Deep guide · India
Lumpsum calculator — one-time investment growth
Deploy ₹3,10,000 once at 13% a year for 17 years, and this illustration lands near ₹24,75,684 — about ₹21,65,684 in growth on top of principal. Weigh that against drip-feeding the same capacity through monthly SIPs when you think about timing risk.
A lumpsum puts every rupee to work from day one — strong when you accept today’s entry level and can stay long; harder when you prefer to average in. The math here uses one annual compounding step for clarity; it is not a scheme document.
What follows: your baseline, tenure and principal grids, return sensitivity, and a SIP contrast. Market-linked funds do not promise the assumed rate.
How this lumpsum growth model works
We apply the stated annual return once per year to the running balance — a simple compounding loop that separates principal, accumulated interest, and maturity. Real mutual funds mark to market daily; this model smooths returns into one annual step so you can compare scenarios quickly.
Calculation breakdown
- Principal: ₹3,10,000
- Estimated interest: ₹21,65,684
- Estimated maturity: ₹24,75,684
Scenario comparison
Different tenures
| Years | Interest | Maturity |
|---|---|---|
| 5 | ₹2,61,155 | ₹5,71,155 |
| 10 | ₹7,42,316 | ₹10,52,316 |
| 15 | ₹16,28,824 | ₹19,38,824 |
| 20 | ₹32,62,157 | ₹35,72,157 |
Different principal amounts (±15–25%)
| Scenario | Principal | Interest | Maturity |
|---|---|---|---|
| -25% vs base | ₹2,32,500 | ₹16,24,263 | ₹18,56,763 |
| -15% vs base | ₹2,63,500 | ₹18,40,832 | ₹21,04,332 |
| 15% vs base | ₹3,56,500 | ₹24,90,537 | ₹28,47,037 |
| 25% vs base | ₹3,87,500 | ₹27,07,105 | ₹30,94,605 |
Different return assumptions (same P and tenure)
| Scenario | Rate | Interest | Maturity |
|---|---|---|---|
| -25% vs base | 9.8% | ₹12,09,153 | ₹15,19,153 |
| -15% vs base | 11% | ₹15,17,479 | ₹18,27,479 |
| Base rate | 13% | ₹21,65,684 | ₹24,75,684 |
| 15% vs base | 15% | ₹30,25,992 | ₹33,35,992 |
| 25% vs base | 16.3% | ₹37,28,470 | ₹40,38,470 |
Comparison: lumpsum vs SIP (illustrative)
For perspective, an illustrative SIP of ₹1,520 per month at 12% for 17 years could land near ₹10,15,240 — different risk/return path than a one-time lumpsum; not a recommendation.
Lumpsum vs SIP is not a moral choice — it is a cash-flow and risk trade-off. If you already hold a large corpus, lumpsum deployment may be appropriate; if you are early in your career, SIPs can enforce discipline. Use both calculators on EasyCal to stress-test assumptions.

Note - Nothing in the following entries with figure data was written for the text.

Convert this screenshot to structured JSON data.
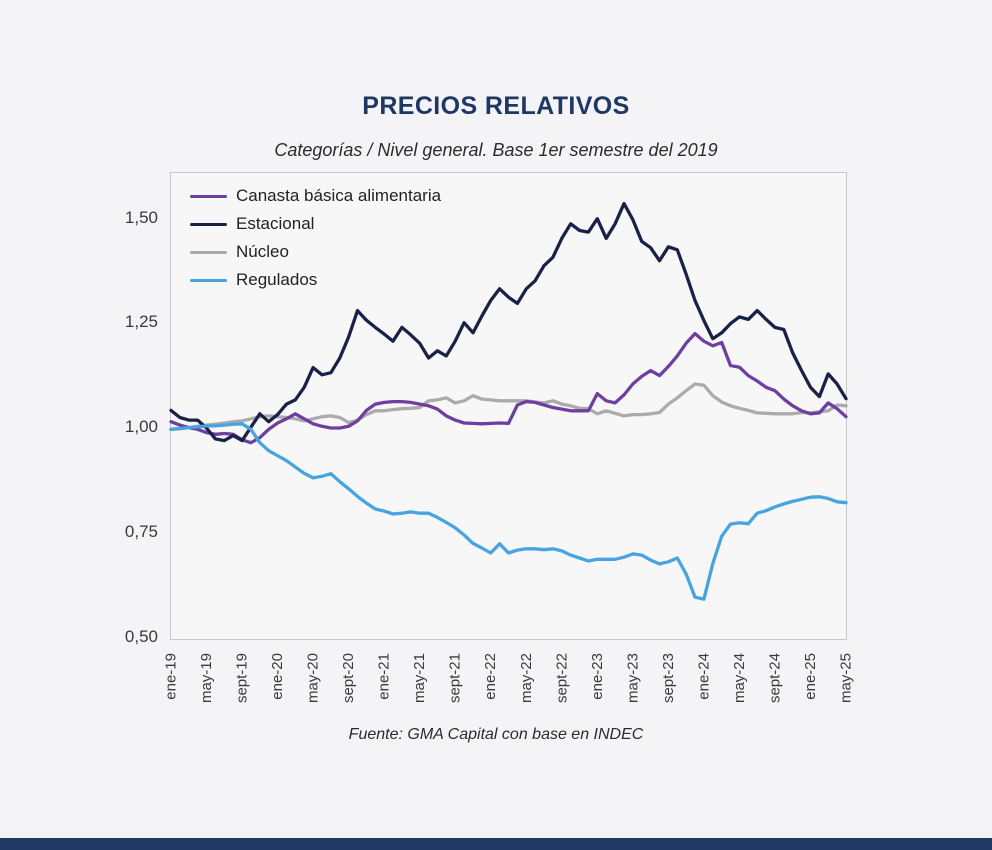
{
  "page": {
    "colors": {
      "page_bg": "#f4f4f6",
      "plot_bg": "#f7f7f8",
      "plot_border": "#c8c8cc",
      "title": "#1e3765",
      "accent_bar": "#1f3864"
    }
  },
  "header": {
    "title": "PRECIOS RELATIVOS",
    "subtitle": "Categorías / Nivel general. Base 1er semestre del 2019"
  },
  "footer": {
    "source": "Fuente: GMA Capital con base en INDEC"
  },
  "chart_data": {
    "type": "line",
    "title": "PRECIOS RELATIVOS",
    "subtitle": "Categorías / Nivel general. Base 1er semestre del 2019",
    "x_unit": "month",
    "x_start": "ene-19",
    "x_end": "may-25",
    "points_per_series": 77,
    "x_tick_every_months": 4,
    "x_tick_labels": [
      "ene-19",
      "may-19",
      "sept-19",
      "ene-20",
      "may-20",
      "sept-20",
      "ene-21",
      "may-21",
      "sept-21",
      "ene-22",
      "may-22",
      "sept-22",
      "ene-23",
      "may-23",
      "sept-23",
      "ene-24",
      "may-24",
      "sept-24",
      "ene-25",
      "may-25"
    ],
    "y_ticks": [
      {
        "label": "1,50",
        "value": 1.5
      },
      {
        "label": "1,25",
        "value": 1.25
      },
      {
        "label": "1,00",
        "value": 1.0
      },
      {
        "label": "0,75",
        "value": 0.75
      },
      {
        "label": "0,50",
        "value": 0.5
      }
    ],
    "ylim": [
      0.5,
      1.611
    ],
    "grid": false,
    "legend_position": "top-left-inside",
    "series": [
      {
        "name": "Canasta básica alimentaria",
        "color": "#6c3fa0",
        "values": [
          1.018,
          1.01,
          1.004,
          1.0,
          0.992,
          0.988,
          0.99,
          0.988,
          0.975,
          0.968,
          0.98,
          1.0,
          1.015,
          1.025,
          1.037,
          1.025,
          1.013,
          1.007,
          1.003,
          1.003,
          1.007,
          1.02,
          1.045,
          1.06,
          1.064,
          1.066,
          1.066,
          1.064,
          1.06,
          1.056,
          1.048,
          1.032,
          1.022,
          1.015,
          1.014,
          1.013,
          1.014,
          1.015,
          1.014,
          1.058,
          1.066,
          1.064,
          1.058,
          1.052,
          1.048,
          1.044,
          1.044,
          1.044,
          1.085,
          1.068,
          1.063,
          1.082,
          1.108,
          1.126,
          1.14,
          1.128,
          1.15,
          1.175,
          1.205,
          1.228,
          1.21,
          1.199,
          1.207,
          1.152,
          1.148,
          1.128,
          1.115,
          1.1,
          1.092,
          1.072,
          1.056,
          1.044,
          1.037,
          1.039,
          1.063,
          1.049,
          1.03
        ]
      },
      {
        "name": "Estacional",
        "color": "#1a2147",
        "values": [
          1.045,
          1.028,
          1.022,
          1.022,
          1.003,
          0.977,
          0.973,
          0.985,
          0.973,
          1.005,
          1.037,
          1.018,
          1.035,
          1.06,
          1.07,
          1.1,
          1.147,
          1.13,
          1.135,
          1.17,
          1.22,
          1.283,
          1.26,
          1.243,
          1.227,
          1.21,
          1.243,
          1.225,
          1.205,
          1.17,
          1.187,
          1.175,
          1.21,
          1.254,
          1.23,
          1.27,
          1.307,
          1.335,
          1.315,
          1.3,
          1.335,
          1.354,
          1.39,
          1.41,
          1.455,
          1.49,
          1.474,
          1.47,
          1.502,
          1.455,
          1.49,
          1.538,
          1.5,
          1.448,
          1.433,
          1.402,
          1.435,
          1.428,
          1.37,
          1.307,
          1.259,
          1.216,
          1.23,
          1.252,
          1.268,
          1.262,
          1.283,
          1.262,
          1.243,
          1.238,
          1.182,
          1.14,
          1.1,
          1.078,
          1.132,
          1.108,
          1.073
        ]
      },
      {
        "name": "Núcleo",
        "color": "#ababab",
        "values": [
          1.0,
          1.001,
          1.004,
          1.007,
          1.01,
          1.012,
          1.015,
          1.018,
          1.02,
          1.025,
          1.03,
          1.032,
          1.03,
          1.028,
          1.025,
          1.02,
          1.025,
          1.03,
          1.032,
          1.028,
          1.016,
          1.022,
          1.035,
          1.044,
          1.044,
          1.047,
          1.049,
          1.05,
          1.052,
          1.068,
          1.07,
          1.075,
          1.063,
          1.068,
          1.08,
          1.072,
          1.07,
          1.068,
          1.068,
          1.068,
          1.068,
          1.065,
          1.063,
          1.068,
          1.06,
          1.056,
          1.05,
          1.049,
          1.037,
          1.044,
          1.038,
          1.032,
          1.035,
          1.035,
          1.037,
          1.04,
          1.06,
          1.075,
          1.092,
          1.108,
          1.105,
          1.08,
          1.065,
          1.056,
          1.05,
          1.045,
          1.039,
          1.038,
          1.037,
          1.037,
          1.037,
          1.04,
          1.039,
          1.042,
          1.044,
          1.058,
          1.056
        ]
      },
      {
        "name": "Regulados",
        "color": "#47a4e0",
        "values": [
          1.0,
          1.002,
          1.004,
          1.006,
          1.008,
          1.008,
          1.01,
          1.012,
          1.013,
          1.0,
          0.968,
          0.949,
          0.937,
          0.925,
          0.91,
          0.895,
          0.884,
          0.888,
          0.894,
          0.875,
          0.858,
          0.84,
          0.824,
          0.81,
          0.805,
          0.798,
          0.8,
          0.803,
          0.8,
          0.8,
          0.79,
          0.778,
          0.765,
          0.748,
          0.728,
          0.717,
          0.705,
          0.727,
          0.705,
          0.712,
          0.715,
          0.715,
          0.713,
          0.715,
          0.71,
          0.7,
          0.693,
          0.686,
          0.69,
          0.69,
          0.69,
          0.695,
          0.703,
          0.7,
          0.688,
          0.679,
          0.684,
          0.693,
          0.655,
          0.6,
          0.595,
          0.68,
          0.745,
          0.774,
          0.777,
          0.775,
          0.8,
          0.806,
          0.815,
          0.822,
          0.828,
          0.833,
          0.838,
          0.839,
          0.835,
          0.827,
          0.825
        ]
      }
    ]
  }
}
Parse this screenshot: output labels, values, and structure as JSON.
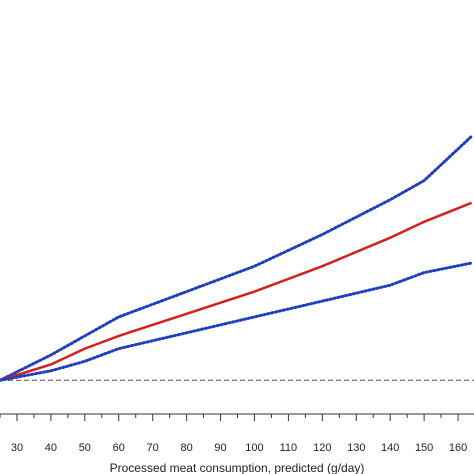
{
  "chart_data": {
    "type": "line",
    "x_label": "Processed meat consumption, predicted (g/day)",
    "x": [
      25,
      40,
      50,
      60,
      80,
      100,
      120,
      140,
      150,
      164
    ],
    "series": [
      {
        "color": "#1f3fbf",
        "style": "dotted",
        "values": [
          1.0,
          1.08,
          1.14,
          1.2,
          1.28,
          1.36,
          1.46,
          1.57,
          1.63,
          1.77
        ]
      },
      {
        "color": "#d42020",
        "style": "solid",
        "values": [
          1.0,
          1.05,
          1.1,
          1.14,
          1.21,
          1.28,
          1.36,
          1.45,
          1.5,
          1.56
        ]
      },
      {
        "color": "#1f3fbf",
        "style": "dotted",
        "values": [
          1.0,
          1.03,
          1.06,
          1.1,
          1.15,
          1.2,
          1.25,
          1.3,
          1.34,
          1.37
        ]
      }
    ],
    "reference_line": 1,
    "xlim": [
      25,
      164.7
    ],
    "ylim": [
      0.9,
      2.2
    ],
    "xticks": [
      30,
      40,
      50,
      60,
      70,
      80,
      90,
      100,
      110,
      120,
      130,
      140,
      150,
      160
    ],
    "xminorticks": [
      25,
      35,
      45,
      55,
      65,
      75,
      85,
      95,
      105,
      115,
      125,
      135,
      145,
      155
    ]
  }
}
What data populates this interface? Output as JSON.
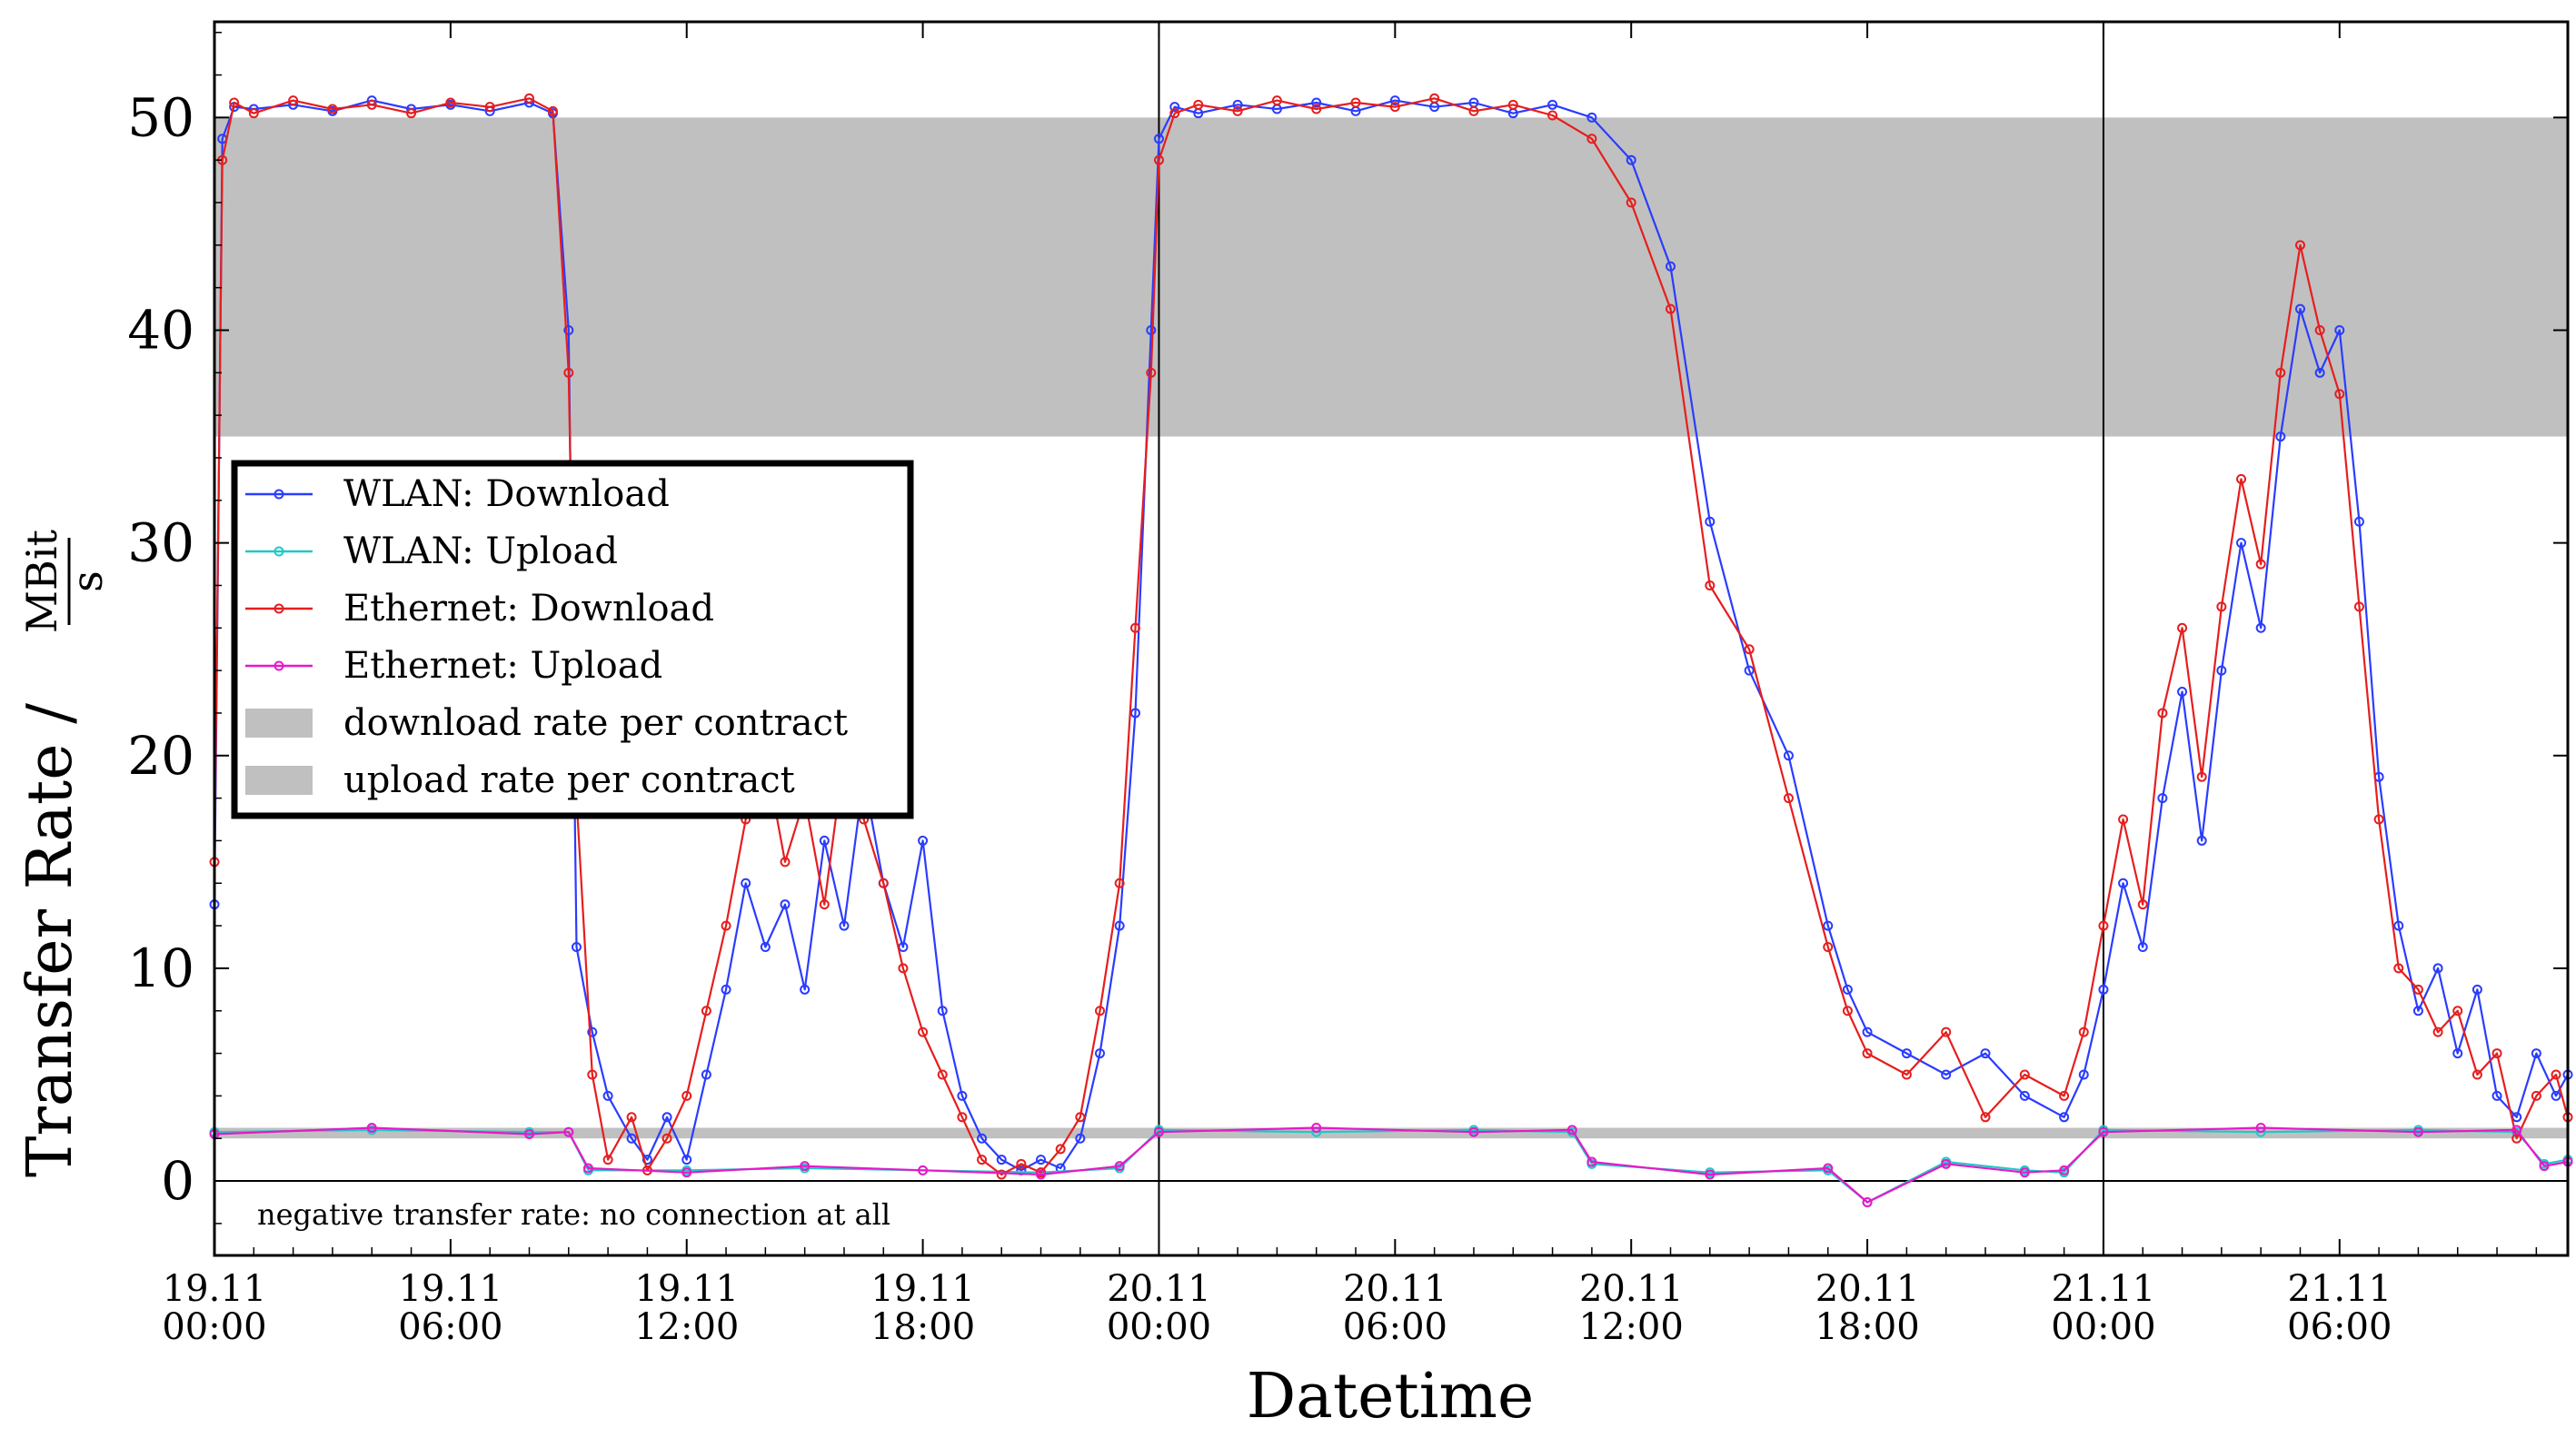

Frequently asked questions
- What is the future value of ₹3,10,000 at 13% for 17 years?
- Under annual compounding (illustrative), maturity is about ₹24,75,684 with interest near ₹21,65,684. Actual mutual fund lumpsum returns are not guaranteed.
- Lumpsum vs SIP — which is better?
- Lumpsum deploys capital immediately; SIP spreads entries over time. Risk/return profiles differ — use both calculators for perspective.
- Is this mutual fund lumpsum calculator India specific?
- It uses rupee amounts and common search intent for Indian investors; returns are illustrative, not a fund quote.
- Does this include tax?
- No — capital gains tax rules vary by asset and holding period.
- Can I change the return assumption?
- Yes — rerun with a lower rate for conservative planning.
- Where can I explore more scenarios?
- Use the internal links below for nearby principals, tenures, and rates.
Internal linking — related lumpsum calculator pages
Explore nearby scenarios on EasyCal — each link opens a calculator page with matching inputs (programmatic SEO).
- Lumpsum — 4.1 lakh · 17 years @ 13%
- Lumpsum — 5.1 lakh · 17 years @ 13%
- Lumpsum — 8.1 lakh · 17 years @ 13%
- Lumpsum — 13.1 lakh · 17 years @ 13%
- Lumpsum — 2.1 lakh · 17 years @ 13%
- Lumpsum — 1.1 lakh · 17 years @ 13%
- Lumpsum — 0.1 lakh · 17 years @ 13%
- Lumpsum — 18.1 lakh · 17 years @ 13%
- Lumpsum — 3.1 lakh · 19 years @ 13%
- Lumpsum — 3.1 lakh · 22 years @ 13%
Illustrative compounding only — not investment advice.